What Happened to Palliative Care?
CARE being the operative word.
What Happened to Palliative Care?
The word palliative means to mitigate or alleviate — to ease suffering, to cloak harshness with comfort, to soften what cannot be cured.
When I trained as a nurse, palliative care wards were my favourite places to work.
Not because death was near — but because care was finally allowed to be human.
We understood that modern medicine had reached its limits, so we worked outside the box. We focused on dignity. On comfort. On quality of life. We nourished the person, not the diagnosis.
Patients were offered better food. Strong pain relief when needed. Massage. Their favourite meals brought in from home. Rainwater instead of treated water. Their own bedding if that helped them feel safe. Whatever eased fear, confusion, or discomfort, we did it.
Anything.
We knew these patients were suffering. We knew they were scared. And we did everything in our power to make whatever time remained as gentle and meaningful as possible.
And something remarkable often happened.
Despite grim prognoses, many of these patients stabilised. Many went home. Many lived on, sometimes far longer than expected, with improved comfort, clarity, and connection.
That was palliative care.
Part of my role as an ex remote area and consulting nurse involves mentoring young nurses today. It is not an official role but once new students or graduates discover my background, they often seek my guidance.
They, along with experienced and burnt out nurses, are frustrated at the direction ‘care’ has taken. In the words of one nurse who simply retired long before she was due, taking decades of care and experience with her, “It is legal, sanctioned, unofficial euthanasia but without the care and dignity. They have been written off and are simply left to die.”
So what does palliative care mean today?
Officially, it still means relieving suffering.
In practice?
It too often means isolation, deprivation, and abandonment.
I have witnessed this firsthand with two loved ones in recent years; experiences so confronting they sent me into open conflict within hospital settings.
In one case, a semi-comatose loved one appeared to be silently screaming in her sleep, yet no analgesia was provided. The attitude was that she was heavily sedated and wouldn’t understand the pain. Only once she was given morphine, did she pass peacefully.
In another, a loved was written up for nil by mouth and died from hunger and dehydration, one of the most painful and cruel ways to die. He was so heavily drugged he could not speak, though he tried. Not one nurse or doctor came to check on him until I advised them he had died.

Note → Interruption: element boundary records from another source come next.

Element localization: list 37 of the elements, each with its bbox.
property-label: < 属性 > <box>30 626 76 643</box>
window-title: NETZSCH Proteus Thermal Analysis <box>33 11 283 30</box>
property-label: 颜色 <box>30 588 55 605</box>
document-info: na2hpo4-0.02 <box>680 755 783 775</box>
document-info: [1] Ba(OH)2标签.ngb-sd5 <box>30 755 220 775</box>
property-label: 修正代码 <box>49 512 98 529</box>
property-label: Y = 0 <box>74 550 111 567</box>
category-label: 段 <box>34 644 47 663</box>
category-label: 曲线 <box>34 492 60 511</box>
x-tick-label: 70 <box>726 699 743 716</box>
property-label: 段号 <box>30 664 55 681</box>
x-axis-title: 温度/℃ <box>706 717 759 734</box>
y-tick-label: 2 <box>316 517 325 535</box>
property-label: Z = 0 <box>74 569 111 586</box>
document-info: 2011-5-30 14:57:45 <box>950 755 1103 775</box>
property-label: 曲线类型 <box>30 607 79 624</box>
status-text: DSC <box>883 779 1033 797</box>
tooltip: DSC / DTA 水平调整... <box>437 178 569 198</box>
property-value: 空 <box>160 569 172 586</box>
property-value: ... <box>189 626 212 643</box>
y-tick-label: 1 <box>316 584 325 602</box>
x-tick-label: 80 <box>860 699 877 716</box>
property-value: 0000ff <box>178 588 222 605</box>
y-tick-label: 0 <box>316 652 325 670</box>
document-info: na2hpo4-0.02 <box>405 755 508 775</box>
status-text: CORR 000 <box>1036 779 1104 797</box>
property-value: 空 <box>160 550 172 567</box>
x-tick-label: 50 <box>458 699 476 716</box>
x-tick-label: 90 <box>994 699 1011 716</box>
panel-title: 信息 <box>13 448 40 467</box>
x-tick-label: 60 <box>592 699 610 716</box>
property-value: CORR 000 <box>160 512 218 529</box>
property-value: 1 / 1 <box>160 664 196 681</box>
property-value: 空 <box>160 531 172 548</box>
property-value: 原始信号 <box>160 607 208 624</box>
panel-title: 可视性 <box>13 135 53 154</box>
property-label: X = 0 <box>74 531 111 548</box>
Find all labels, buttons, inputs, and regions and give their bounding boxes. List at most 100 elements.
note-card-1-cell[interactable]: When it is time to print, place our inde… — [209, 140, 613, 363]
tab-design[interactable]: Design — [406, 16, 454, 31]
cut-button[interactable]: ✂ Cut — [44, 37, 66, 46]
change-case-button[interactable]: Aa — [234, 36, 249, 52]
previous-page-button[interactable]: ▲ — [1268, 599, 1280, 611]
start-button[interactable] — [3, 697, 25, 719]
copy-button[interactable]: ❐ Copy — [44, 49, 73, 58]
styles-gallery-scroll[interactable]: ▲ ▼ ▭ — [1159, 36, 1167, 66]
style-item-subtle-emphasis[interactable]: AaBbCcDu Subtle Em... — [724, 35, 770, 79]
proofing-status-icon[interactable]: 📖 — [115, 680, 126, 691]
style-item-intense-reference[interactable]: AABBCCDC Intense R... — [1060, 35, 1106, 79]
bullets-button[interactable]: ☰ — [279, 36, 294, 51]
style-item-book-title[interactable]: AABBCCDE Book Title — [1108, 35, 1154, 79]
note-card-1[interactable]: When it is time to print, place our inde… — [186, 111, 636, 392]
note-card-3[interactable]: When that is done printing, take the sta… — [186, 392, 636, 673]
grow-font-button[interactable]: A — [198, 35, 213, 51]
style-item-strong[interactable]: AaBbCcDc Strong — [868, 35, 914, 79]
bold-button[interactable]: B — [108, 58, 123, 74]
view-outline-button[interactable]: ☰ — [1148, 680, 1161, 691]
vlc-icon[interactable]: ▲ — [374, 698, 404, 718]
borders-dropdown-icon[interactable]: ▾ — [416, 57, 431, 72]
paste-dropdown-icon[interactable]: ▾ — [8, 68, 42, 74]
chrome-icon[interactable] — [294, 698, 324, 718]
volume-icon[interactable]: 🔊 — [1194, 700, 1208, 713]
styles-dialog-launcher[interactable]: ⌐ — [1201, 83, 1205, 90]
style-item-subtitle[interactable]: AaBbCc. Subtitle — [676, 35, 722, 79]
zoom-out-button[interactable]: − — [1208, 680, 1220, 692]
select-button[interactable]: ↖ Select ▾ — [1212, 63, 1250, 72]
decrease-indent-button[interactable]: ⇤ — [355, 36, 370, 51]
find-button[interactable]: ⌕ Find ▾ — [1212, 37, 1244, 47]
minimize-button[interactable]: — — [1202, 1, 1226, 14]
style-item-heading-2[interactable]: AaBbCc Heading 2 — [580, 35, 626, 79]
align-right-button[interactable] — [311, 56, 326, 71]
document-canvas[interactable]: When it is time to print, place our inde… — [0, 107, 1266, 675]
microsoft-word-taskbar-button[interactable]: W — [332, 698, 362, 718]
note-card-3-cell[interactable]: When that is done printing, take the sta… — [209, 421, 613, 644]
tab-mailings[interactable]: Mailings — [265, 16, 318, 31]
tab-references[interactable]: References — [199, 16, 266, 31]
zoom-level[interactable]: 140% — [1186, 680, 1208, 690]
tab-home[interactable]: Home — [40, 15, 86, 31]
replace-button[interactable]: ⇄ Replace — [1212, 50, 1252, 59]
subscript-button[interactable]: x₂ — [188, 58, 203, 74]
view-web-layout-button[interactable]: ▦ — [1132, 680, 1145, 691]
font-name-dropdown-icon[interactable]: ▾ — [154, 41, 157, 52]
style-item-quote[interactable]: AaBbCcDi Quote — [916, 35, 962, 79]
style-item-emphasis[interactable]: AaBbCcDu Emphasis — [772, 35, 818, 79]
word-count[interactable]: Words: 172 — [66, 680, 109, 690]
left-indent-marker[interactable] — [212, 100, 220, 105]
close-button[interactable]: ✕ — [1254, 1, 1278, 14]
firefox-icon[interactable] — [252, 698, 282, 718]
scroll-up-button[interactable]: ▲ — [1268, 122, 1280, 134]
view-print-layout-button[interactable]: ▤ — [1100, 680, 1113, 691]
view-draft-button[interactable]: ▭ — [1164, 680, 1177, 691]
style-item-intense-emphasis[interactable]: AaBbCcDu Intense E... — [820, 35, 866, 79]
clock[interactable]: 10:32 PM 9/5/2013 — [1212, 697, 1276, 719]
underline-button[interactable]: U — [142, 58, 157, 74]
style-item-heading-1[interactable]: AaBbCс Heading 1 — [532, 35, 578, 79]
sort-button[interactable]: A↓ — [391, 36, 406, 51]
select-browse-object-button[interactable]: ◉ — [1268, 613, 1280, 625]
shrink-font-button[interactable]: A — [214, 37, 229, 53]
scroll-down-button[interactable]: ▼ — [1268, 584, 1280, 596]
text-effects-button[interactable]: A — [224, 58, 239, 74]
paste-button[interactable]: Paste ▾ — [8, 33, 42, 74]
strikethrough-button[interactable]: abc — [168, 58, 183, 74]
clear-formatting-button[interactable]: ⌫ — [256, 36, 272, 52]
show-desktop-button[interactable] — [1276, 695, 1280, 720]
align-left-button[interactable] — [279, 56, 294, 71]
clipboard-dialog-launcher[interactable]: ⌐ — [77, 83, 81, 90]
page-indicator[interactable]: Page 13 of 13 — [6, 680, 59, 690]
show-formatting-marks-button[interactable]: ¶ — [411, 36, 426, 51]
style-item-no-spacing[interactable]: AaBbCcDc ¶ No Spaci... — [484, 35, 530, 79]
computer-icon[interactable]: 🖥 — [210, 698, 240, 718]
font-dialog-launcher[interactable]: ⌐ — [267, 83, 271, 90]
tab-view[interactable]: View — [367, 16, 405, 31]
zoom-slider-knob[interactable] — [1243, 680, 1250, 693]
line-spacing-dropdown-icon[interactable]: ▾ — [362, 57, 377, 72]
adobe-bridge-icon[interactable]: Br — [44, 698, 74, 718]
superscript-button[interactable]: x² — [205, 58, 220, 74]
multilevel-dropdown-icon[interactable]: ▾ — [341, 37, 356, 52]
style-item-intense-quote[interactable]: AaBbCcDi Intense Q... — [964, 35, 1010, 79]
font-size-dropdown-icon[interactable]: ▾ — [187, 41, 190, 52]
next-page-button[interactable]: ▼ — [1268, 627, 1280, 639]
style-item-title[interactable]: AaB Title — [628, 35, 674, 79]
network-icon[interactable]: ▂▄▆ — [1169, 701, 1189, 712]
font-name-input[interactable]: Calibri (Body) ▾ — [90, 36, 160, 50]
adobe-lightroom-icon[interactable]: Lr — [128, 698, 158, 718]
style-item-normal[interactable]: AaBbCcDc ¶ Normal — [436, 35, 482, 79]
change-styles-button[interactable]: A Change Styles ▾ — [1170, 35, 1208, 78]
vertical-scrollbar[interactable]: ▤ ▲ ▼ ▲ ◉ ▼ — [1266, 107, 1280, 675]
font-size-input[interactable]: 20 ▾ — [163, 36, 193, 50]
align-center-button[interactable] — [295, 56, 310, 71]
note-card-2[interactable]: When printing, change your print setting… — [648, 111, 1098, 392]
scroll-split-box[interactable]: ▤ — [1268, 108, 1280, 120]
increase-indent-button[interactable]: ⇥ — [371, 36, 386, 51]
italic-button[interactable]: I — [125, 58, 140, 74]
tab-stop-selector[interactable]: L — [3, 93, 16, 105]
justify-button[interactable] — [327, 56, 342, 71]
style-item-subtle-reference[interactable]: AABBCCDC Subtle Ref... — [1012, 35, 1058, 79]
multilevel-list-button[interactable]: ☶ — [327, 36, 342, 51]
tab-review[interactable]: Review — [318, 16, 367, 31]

His body had overheated from within; every mucosa dry and cracked. There was no regular bed bathing, no turning to prevent pressure sores, no mouth care, no gentle touch. No comfort.
When challenged, staff stood with arms folded and said:
“Anything we agree to will only be to humour you. He is unaware of his surroundings.” Yet he was trying to talk and only hours previously, before they removed the IV or any care at all, he was walking and talking freely.
That statement alone should stop us all cold. The doctor who agreed to actually offer palliative care, was then seen by another family member running out the side door to his car. So no hand-over, no instruction to carry out what was promised.
This is not palliative care. This is neglect, sanitised by protocol. Under the guise of our free medical system. The truth is, if he was a private patient he would have received every care that should be afforded to every patient.
And it is not rare. Two examples in one family; how many families are exposed to so-called palliative care?
This is happening to babies. To children. To adults. To the elderly — especially the elderly. It stands in direct opposition to the spirit of the Hippocratic oath and to everything palliative care was meant to be.
There is another way
In integrative health, there is an entire world of modalities capable of offering comfort, relief, and dignity at end of life:
Hydrotherapy
Frequency and music therapy
Colour therapy
Homœopathy
Animal-assisted therapy
Chiropractic care
Reiki
Bowen therapy
Reflexology
Gentle bodywork and touch-based therapies
Later on as a physician, I offered palliative care acupuncture to comatose patients or those struggling with end-of-life pain. That is not permitted any more. Why?
There is no shortage of trained, compassionate practitioners willing, even eager, to support patients within hospital settings. What is lacking is not skill or willingness, but institutional permission.
And let’s be honest: permission is often withheld not because these approaches lack value, but because they do not align with cost-cutting models of care. But what if the practitioner waiting in the wings is willing to offer these modalities free of charge? Is it then fear of being shown up? Exposure of neglect or failure?
There IS research, experiential proof, case studies, personal stories. Only ego says, “It hasn’t been scientifically proven,” or ‘It won’t make a difference,” or even, “It’s quackery.” Compared to what? Obscene cruelty and negligence?
Integrative care has happened from the beginning, it happens in hospitals, hospices and nursing homes around the world every day. Just not in ‘civilised’ nations. Yet all around the world, it is happening at home, without funding, subsidies or support.
It is time for change
Palliative care should never be about hastening death through deprivation. It should be about relieving suffering through presence, nourishment, comfort, and dignity.
It is past time for a truly wholistic, integrative, round-table model of care; one that places the patient, not the balance sheet, at its centre.
Because how we care for the dying says everything about who we are as a society.
And right now, we can — and must, do better.